ESG
ESG Phenomenon: SIX Group Survey

Among the findings was that a lack of data expertise from wealth managers could be why wealth managers prefer fundamental ESG ratings to raw ESG datasets – to limit the amount of analysis that they need to do.
  SIX Group
  Insufficient data and technology hobble asset and wealth managers
  ability to put ESG ideas into practice, according to a
  survey by Switzerland's SIX Group.  
  
  Some 143 global buy-side C-suite executives were surveyed. It
  found that 41 per cent of those surveyed said developingf
  ESG-related capabilities/offerings for clients was either
  important or critical to the way in which they ran their
  business. This contrasted with 15 per cent who do not recognise
  it as an important area. 
  
  However, both agreed that there are clear data and technology
  challenges when it comes to incorporating ESG effectively
  and consistently into the investing process, The most
  common gap in the market that was identified by asset managers
  was for raw/underlying ESG datasets to help them to effectively
  assess the ESG credentials of particular investments for
  themselves, rather than having to rely on supplied ratings, which
  can “vary wildly” from provider to provider, SIX said. 
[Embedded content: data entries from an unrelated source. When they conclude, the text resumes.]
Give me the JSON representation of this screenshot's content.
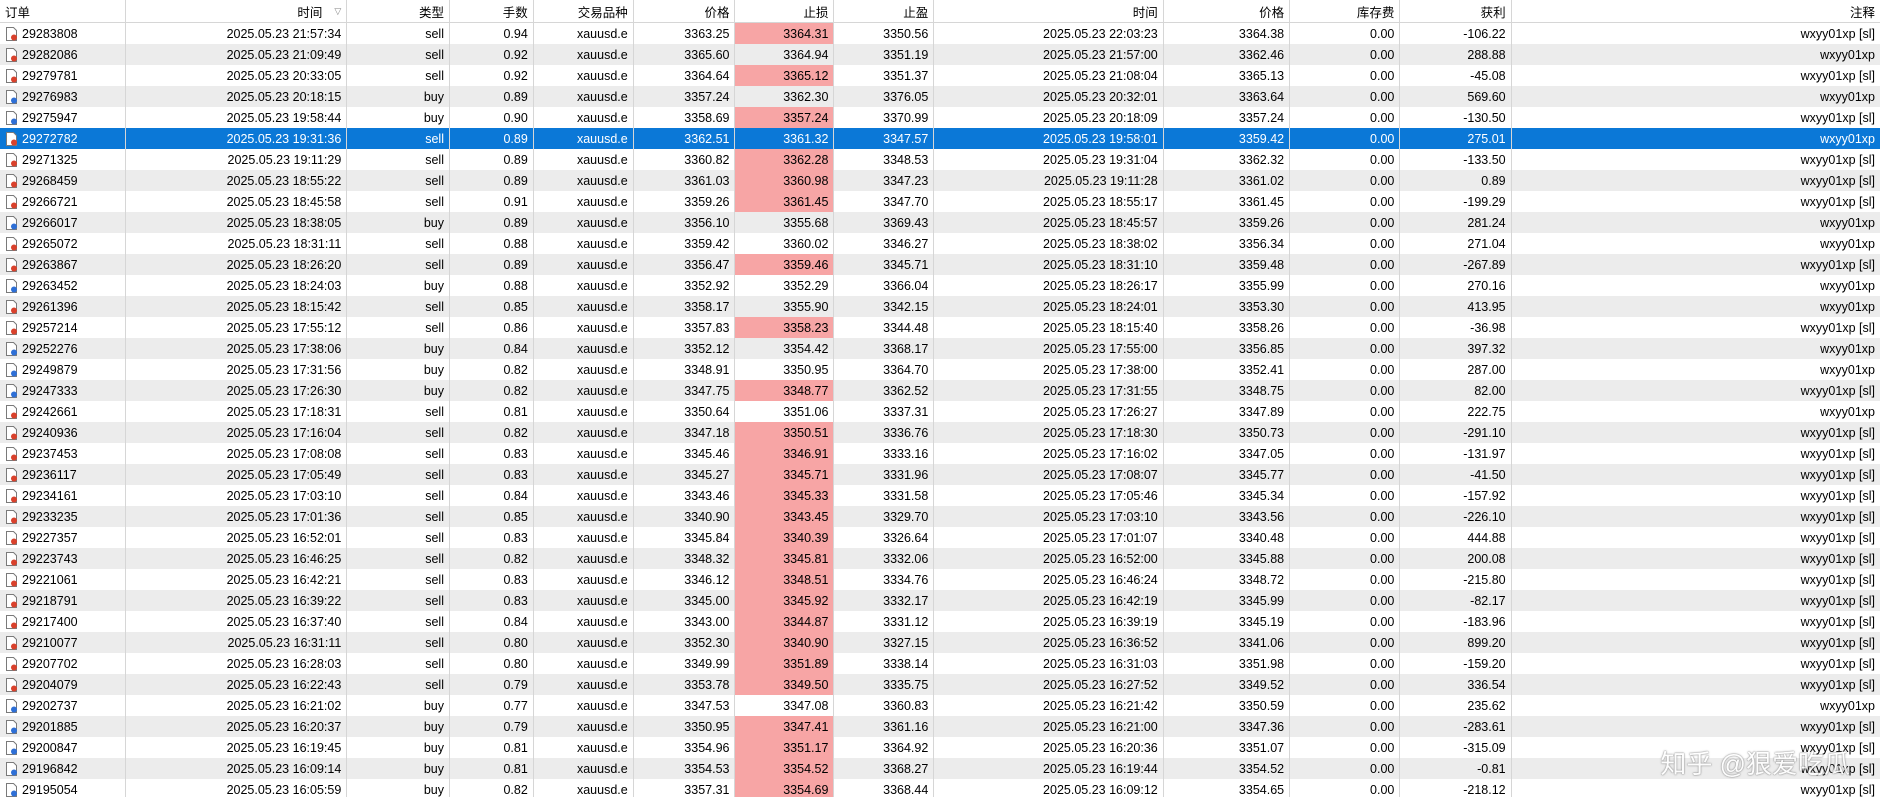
{
  "table": {
    "headers": {
      "order": "订单",
      "open_time": "时间",
      "type": "类型",
      "lots": "手数",
      "symbol": "交易品种",
      "open_price": "价格",
      "sl": "止损",
      "tp": "止盈",
      "close_time": "时间",
      "close_price": "价格",
      "swap": "库存费",
      "profit": "获利",
      "comment": "注释"
    },
    "sort_indicator": "▽",
    "row_icon_colors": {
      "sell": "#d9412c",
      "buy": "#2e6fd6"
    },
    "sl_highlight_color": "#f7a5a5",
    "selection_color": "#0b78d7",
    "rows": [
      {
        "order": "29283808",
        "open_time": "2025.05.23 21:57:34",
        "type": "sell",
        "lots": "0.94",
        "symbol": "xauusd.e",
        "open_price": "3363.25",
        "sl": "3364.31",
        "sl_hit": true,
        "tp": "3350.56",
        "close_time": "2025.05.23 22:03:23",
        "close_price": "3364.38",
        "swap": "0.00",
        "profit": "-106.22",
        "comment": "wxyy01xp [sl]"
      },
      {
        "order": "29282086",
        "open_time": "2025.05.23 21:09:49",
        "type": "sell",
        "lots": "0.92",
        "symbol": "xauusd.e",
        "open_price": "3365.60",
        "sl": "3364.94",
        "sl_hit": false,
        "tp": "3351.19",
        "close_time": "2025.05.23 21:57:00",
        "close_price": "3362.46",
        "swap": "0.00",
        "profit": "288.88",
        "comment": "wxyy01xp"
      },
      {
        "order": "29279781",
        "open_time": "2025.05.23 20:33:05",
        "type": "sell",
        "lots": "0.92",
        "symbol": "xauusd.e",
        "open_price": "3364.64",
        "sl": "3365.12",
        "sl_hit": true,
        "tp": "3351.37",
        "close_time": "2025.05.23 21:08:04",
        "close_price": "3365.13",
        "swap": "0.00",
        "profit": "-45.08",
        "comment": "wxyy01xp [sl]"
      },
      {
        "order": "29276983",
        "open_time": "2025.05.23 20:18:15",
        "type": "buy",
        "lots": "0.89",
        "symbol": "xauusd.e",
        "open_price": "3357.24",
        "sl": "3362.30",
        "sl_hit": false,
        "tp": "3376.05",
        "close_time": "2025.05.23 20:32:01",
        "close_price": "3363.64",
        "swap": "0.00",
        "profit": "569.60",
        "comment": "wxyy01xp"
      },
      {
        "order": "29275947",
        "open_time": "2025.05.23 19:58:44",
        "type": "buy",
        "lots": "0.90",
        "symbol": "xauusd.e",
        "open_price": "3358.69",
        "sl": "3357.24",
        "sl_hit": true,
        "tp": "3370.99",
        "close_time": "2025.05.23 20:18:09",
        "close_price": "3357.24",
        "swap": "0.00",
        "profit": "-130.50",
        "comment": "wxyy01xp [sl]"
      },
      {
        "order": "29272782",
        "open_time": "2025.05.23 19:31:36",
        "type": "sell",
        "lots": "0.89",
        "symbol": "xauusd.e",
        "open_price": "3362.51",
        "sl": "3361.32",
        "sl_hit": false,
        "tp": "3347.57",
        "close_time": "2025.05.23 19:58:01",
        "close_price": "3359.42",
        "swap": "0.00",
        "profit": "275.01",
        "comment": "wxyy01xp",
        "selected": true
      },
      {
        "order": "29271325",
        "open_time": "2025.05.23 19:11:29",
        "type": "sell",
        "lots": "0.89",
        "symbol": "xauusd.e",
        "open_price": "3360.82",
        "sl": "3362.28",
        "sl_hit": true,
        "tp": "3348.53",
        "close_time": "2025.05.23 19:31:04",
        "close_price": "3362.32",
        "swap": "0.00",
        "profit": "-133.50",
        "comment": "wxyy01xp [sl]"
      },
      {
        "order": "29268459",
        "open_time": "2025.05.23 18:55:22",
        "type": "sell",
        "lots": "0.89",
        "symbol": "xauusd.e",
        "open_price": "3361.03",
        "sl": "3360.98",
        "sl_hit": true,
        "tp": "3347.23",
        "close_time": "2025.05.23 19:11:28",
        "close_price": "3361.02",
        "swap": "0.00",
        "profit": "0.89",
        "comment": "wxyy01xp [sl]"
      },
      {
        "order": "29266721",
        "open_time": "2025.05.23 18:45:58",
        "type": "sell",
        "lots": "0.91",
        "symbol": "xauusd.e",
        "open_price": "3359.26",
        "sl": "3361.45",
        "sl_hit": true,
        "tp": "3347.70",
        "close_time": "2025.05.23 18:55:17",
        "close_price": "3361.45",
        "swap": "0.00",
        "profit": "-199.29",
        "comment": "wxyy01xp [sl]"
      },
      {
        "order": "29266017",
        "open_time": "2025.05.23 18:38:05",
        "type": "buy",
        "lots": "0.89",
        "symbol": "xauusd.e",
        "open_price": "3356.10",
        "sl": "3355.68",
        "sl_hit": false,
        "tp": "3369.43",
        "close_time": "2025.05.23 18:45:57",
        "close_price": "3359.26",
        "swap": "0.00",
        "profit": "281.24",
        "comment": "wxyy01xp"
      },
      {
        "order": "29265072",
        "open_time": "2025.05.23 18:31:11",
        "type": "sell",
        "lots": "0.88",
        "symbol": "xauusd.e",
        "open_price": "3359.42",
        "sl": "3360.02",
        "sl_hit": false,
        "tp": "3346.27",
        "close_time": "2025.05.23 18:38:02",
        "close_price": "3356.34",
        "swap": "0.00",
        "profit": "271.04",
        "comment": "wxyy01xp"
      },
      {
        "order": "29263867",
        "open_time": "2025.05.23 18:26:20",
        "type": "sell",
        "lots": "0.89",
        "symbol": "xauusd.e",
        "open_price": "3356.47",
        "sl": "3359.46",
        "sl_hit": true,
        "tp": "3345.71",
        "close_time": "2025.05.23 18:31:10",
        "close_price": "3359.48",
        "swap": "0.00",
        "profit": "-267.89",
        "comment": "wxyy01xp [sl]"
      },
      {
        "order": "29263452",
        "open_time": "2025.05.23 18:24:03",
        "type": "buy",
        "lots": "0.88",
        "symbol": "xauusd.e",
        "open_price": "3352.92",
        "sl": "3352.29",
        "sl_hit": false,
        "tp": "3366.04",
        "close_time": "2025.05.23 18:26:17",
        "close_price": "3355.99",
        "swap": "0.00",
        "profit": "270.16",
        "comment": "wxyy01xp"
      },
      {
        "order": "29261396",
        "open_time": "2025.05.23 18:15:42",
        "type": "sell",
        "lots": "0.85",
        "symbol": "xauusd.e",
        "open_price": "3358.17",
        "sl": "3355.90",
        "sl_hit": false,
        "tp": "3342.15",
        "close_time": "2025.05.23 18:24:01",
        "close_price": "3353.30",
        "swap": "0.00",
        "profit": "413.95",
        "comment": "wxyy01xp"
      },
      {
        "order": "29257214",
        "open_time": "2025.05.23 17:55:12",
        "type": "sell",
        "lots": "0.86",
        "symbol": "xauusd.e",
        "open_price": "3357.83",
        "sl": "3358.23",
        "sl_hit": true,
        "tp": "3344.48",
        "close_time": "2025.05.23 18:15:40",
        "close_price": "3358.26",
        "swap": "0.00",
        "profit": "-36.98",
        "comment": "wxyy01xp [sl]"
      },
      {
        "order": "29252276",
        "open_time": "2025.05.23 17:38:06",
        "type": "buy",
        "lots": "0.84",
        "symbol": "xauusd.e",
        "open_price": "3352.12",
        "sl": "3354.42",
        "sl_hit": false,
        "tp": "3368.17",
        "close_time": "2025.05.23 17:55:00",
        "close_price": "3356.85",
        "swap": "0.00",
        "profit": "397.32",
        "comment": "wxyy01xp"
      },
      {
        "order": "29249879",
        "open_time": "2025.05.23 17:31:56",
        "type": "buy",
        "lots": "0.82",
        "symbol": "xauusd.e",
        "open_price": "3348.91",
        "sl": "3350.95",
        "sl_hit": false,
        "tp": "3364.70",
        "close_time": "2025.05.23 17:38:00",
        "close_price": "3352.41",
        "swap": "0.00",
        "profit": "287.00",
        "comment": "wxyy01xp"
      },
      {
        "order": "29247333",
        "open_time": "2025.05.23 17:26:30",
        "type": "buy",
        "lots": "0.82",
        "symbol": "xauusd.e",
        "open_price": "3347.75",
        "sl": "3348.77",
        "sl_hit": true,
        "tp": "3362.52",
        "close_time": "2025.05.23 17:31:55",
        "close_price": "3348.75",
        "swap": "0.00",
        "profit": "82.00",
        "comment": "wxyy01xp [sl]"
      },
      {
        "order": "29242661",
        "open_time": "2025.05.23 17:18:31",
        "type": "sell",
        "lots": "0.81",
        "symbol": "xauusd.e",
        "open_price": "3350.64",
        "sl": "3351.06",
        "sl_hit": false,
        "tp": "3337.31",
        "close_time": "2025.05.23 17:26:27",
        "close_price": "3347.89",
        "swap": "0.00",
        "profit": "222.75",
        "comment": "wxyy01xp"
      },
      {
        "order": "29240936",
        "open_time": "2025.05.23 17:16:04",
        "type": "sell",
        "lots": "0.82",
        "symbol": "xauusd.e",
        "open_price": "3347.18",
        "sl": "3350.51",
        "sl_hit": true,
        "tp": "3336.76",
        "close_time": "2025.05.23 17:18:30",
        "close_price": "3350.73",
        "swap": "0.00",
        "profit": "-291.10",
        "comment": "wxyy01xp [sl]"
      },
      {
        "order": "29237453",
        "open_time": "2025.05.23 17:08:08",
        "type": "sell",
        "lots": "0.83",
        "symbol": "xauusd.e",
        "open_price": "3345.46",
        "sl": "3346.91",
        "sl_hit": true,
        "tp": "3333.16",
        "close_time": "2025.05.23 17:16:02",
        "close_price": "3347.05",
        "swap": "0.00",
        "profit": "-131.97",
        "comment": "wxyy01xp [sl]"
      },
      {
        "order": "29236117",
        "open_time": "2025.05.23 17:05:49",
        "type": "sell",
        "lots": "0.83",
        "symbol": "xauusd.e",
        "open_price": "3345.27",
        "sl": "3345.71",
        "sl_hit": true,
        "tp": "3331.96",
        "close_time": "2025.05.23 17:08:07",
        "close_price": "3345.77",
        "swap": "0.00",
        "profit": "-41.50",
        "comment": "wxyy01xp [sl]"
      },
      {
        "order": "29234161",
        "open_time": "2025.05.23 17:03:10",
        "type": "sell",
        "lots": "0.84",
        "symbol": "xauusd.e",
        "open_price": "3343.46",
        "sl": "3345.33",
        "sl_hit": true,
        "tp": "3331.58",
        "close_time": "2025.05.23 17:05:46",
        "close_price": "3345.34",
        "swap": "0.00",
        "profit": "-157.92",
        "comment": "wxyy01xp [sl]"
      },
      {
        "order": "29233235",
        "open_time": "2025.05.23 17:01:36",
        "type": "sell",
        "lots": "0.85",
        "symbol": "xauusd.e",
        "open_price": "3340.90",
        "sl": "3343.45",
        "sl_hit": true,
        "tp": "3329.70",
        "close_time": "2025.05.23 17:03:10",
        "close_price": "3343.56",
        "swap": "0.00",
        "profit": "-226.10",
        "comment": "wxyy01xp [sl]"
      },
      {
        "order": "29227357",
        "open_time": "2025.05.23 16:52:01",
        "type": "sell",
        "lots": "0.83",
        "symbol": "xauusd.e",
        "open_price": "3345.84",
        "sl": "3340.39",
        "sl_hit": true,
        "tp": "3326.64",
        "close_time": "2025.05.23 17:01:07",
        "close_price": "3340.48",
        "swap": "0.00",
        "profit": "444.88",
        "comment": "wxyy01xp [sl]"
      },
      {
        "order": "29223743",
        "open_time": "2025.05.23 16:46:25",
        "type": "sell",
        "lots": "0.82",
        "symbol": "xauusd.e",
        "open_price": "3348.32",
        "sl": "3345.81",
        "sl_hit": true,
        "tp": "3332.06",
        "close_time": "2025.05.23 16:52:00",
        "close_price": "3345.88",
        "swap": "0.00",
        "profit": "200.08",
        "comment": "wxyy01xp [sl]"
      },
      {
        "order": "29221061",
        "open_time": "2025.05.23 16:42:21",
        "type": "sell",
        "lots": "0.83",
        "symbol": "xauusd.e",
        "open_price": "3346.12",
        "sl": "3348.51",
        "sl_hit": true,
        "tp": "3334.76",
        "close_time": "2025.05.23 16:46:24",
        "close_price": "3348.72",
        "swap": "0.00",
        "profit": "-215.80",
        "comment": "wxyy01xp [sl]"
      },
      {
        "order": "29218791",
        "open_time": "2025.05.23 16:39:22",
        "type": "sell",
        "lots": "0.83",
        "symbol": "xauusd.e",
        "open_price": "3345.00",
        "sl": "3345.92",
        "sl_hit": true,
        "tp": "3332.17",
        "close_time": "2025.05.23 16:42:19",
        "close_price": "3345.99",
        "swap": "0.00",
        "profit": "-82.17",
        "comment": "wxyy01xp [sl]"
      },
      {
        "order": "29217400",
        "open_time": "2025.05.23 16:37:40",
        "type": "sell",
        "lots": "0.84",
        "symbol": "xauusd.e",
        "open_price": "3343.00",
        "sl": "3344.87",
        "sl_hit": true,
        "tp": "3331.12",
        "close_time": "2025.05.23 16:39:19",
        "close_price": "3345.19",
        "swap": "0.00",
        "profit": "-183.96",
        "comment": "wxyy01xp [sl]"
      },
      {
        "order": "29210077",
        "open_time": "2025.05.23 16:31:11",
        "type": "sell",
        "lots": "0.80",
        "symbol": "xauusd.e",
        "open_price": "3352.30",
        "sl": "3340.90",
        "sl_hit": true,
        "tp": "3327.15",
        "close_time": "2025.05.23 16:36:52",
        "close_price": "3341.06",
        "swap": "0.00",
        "profit": "899.20",
        "comment": "wxyy01xp [sl]"
      },
      {
        "order": "29207702",
        "open_time": "2025.05.23 16:28:03",
        "type": "sell",
        "lots": "0.80",
        "symbol": "xauusd.e",
        "open_price": "3349.99",
        "sl": "3351.89",
        "sl_hit": true,
        "tp": "3338.14",
        "close_time": "2025.05.23 16:31:03",
        "close_price": "3351.98",
        "swap": "0.00",
        "profit": "-159.20",
        "comment": "wxyy01xp [sl]"
      },
      {
        "order": "29204079",
        "open_time": "2025.05.23 16:22:43",
        "type": "sell",
        "lots": "0.79",
        "symbol": "xauusd.e",
        "open_price": "3353.78",
        "sl": "3349.50",
        "sl_hit": true,
        "tp": "3335.75",
        "close_time": "2025.05.23 16:27:52",
        "close_price": "3349.52",
        "swap": "0.00",
        "profit": "336.54",
        "comment": "wxyy01xp [sl]"
      },
      {
        "order": "29202737",
        "open_time": "2025.05.23 16:21:02",
        "type": "buy",
        "lots": "0.77",
        "symbol": "xauusd.e",
        "open_price": "3347.53",
        "sl": "3347.08",
        "sl_hit": false,
        "tp": "3360.83",
        "close_time": "2025.05.23 16:21:42",
        "close_price": "3350.59",
        "swap": "0.00",
        "profit": "235.62",
        "comment": "wxyy01xp"
      },
      {
        "order": "29201885",
        "open_time": "2025.05.23 16:20:37",
        "type": "buy",
        "lots": "0.79",
        "symbol": "xauusd.e",
        "open_price": "3350.95",
        "sl": "3347.41",
        "sl_hit": true,
        "tp": "3361.16",
        "close_time": "2025.05.23 16:21:00",
        "close_price": "3347.36",
        "swap": "0.00",
        "profit": "-283.61",
        "comment": "wxyy01xp [sl]"
      },
      {
        "order": "29200847",
        "open_time": "2025.05.23 16:19:45",
        "type": "buy",
        "lots": "0.81",
        "symbol": "xauusd.e",
        "open_price": "3354.96",
        "sl": "3351.17",
        "sl_hit": true,
        "tp": "3364.92",
        "close_time": "2025.05.23 16:20:36",
        "close_price": "3351.07",
        "swap": "0.00",
        "profit": "-315.09",
        "comment": "wxyy01xp [sl]"
      },
      {
        "order": "29196842",
        "open_time": "2025.05.23 16:09:14",
        "type": "buy",
        "lots": "0.81",
        "symbol": "xauusd.e",
        "open_price": "3354.53",
        "sl": "3354.52",
        "sl_hit": true,
        "tp": "3368.27",
        "close_time": "2025.05.23 16:19:44",
        "close_price": "3354.52",
        "swap": "0.00",
        "profit": "-0.81",
        "comment": "wxyy01xp [sl]"
      },
      {
        "order": "29195054",
        "open_time": "2025.05.23 16:05:59",
        "type": "buy",
        "lots": "0.82",
        "symbol": "xauusd.e",
        "open_price": "3357.31",
        "sl": "3354.69",
        "sl_hit": true,
        "tp": "3368.44",
        "close_time": "2025.05.23 16:09:12",
        "close_price": "3354.65",
        "swap": "0.00",
        "profit": "-218.12",
        "comment": "wxyy01xp [sl]"
      }
    ]
  },
  "watermark": "知乎 @狠爱吃瓜"
}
Wealth managers took a different stance, however – 45 per cent had a desire for fundamental, pre-packaged ESG ratings. This can possibly be explained by the fact that 26 per cent believed that the most in-demand services to help drive their business forward are data and analytics, and advanced quantitative skills – the most common responses. A lack of data expertise from wealth managers could be why they prefer fundamental ESG ratings to raw ESG datasets – to limit the amount of analysis that they need to do.
The findings come at a time when worries about "greenwashing" – making investments appear more "sustainable" than they are – has become a bugbear in the ESG space.
SIX operates the infrastructure for the Swiss financial centre.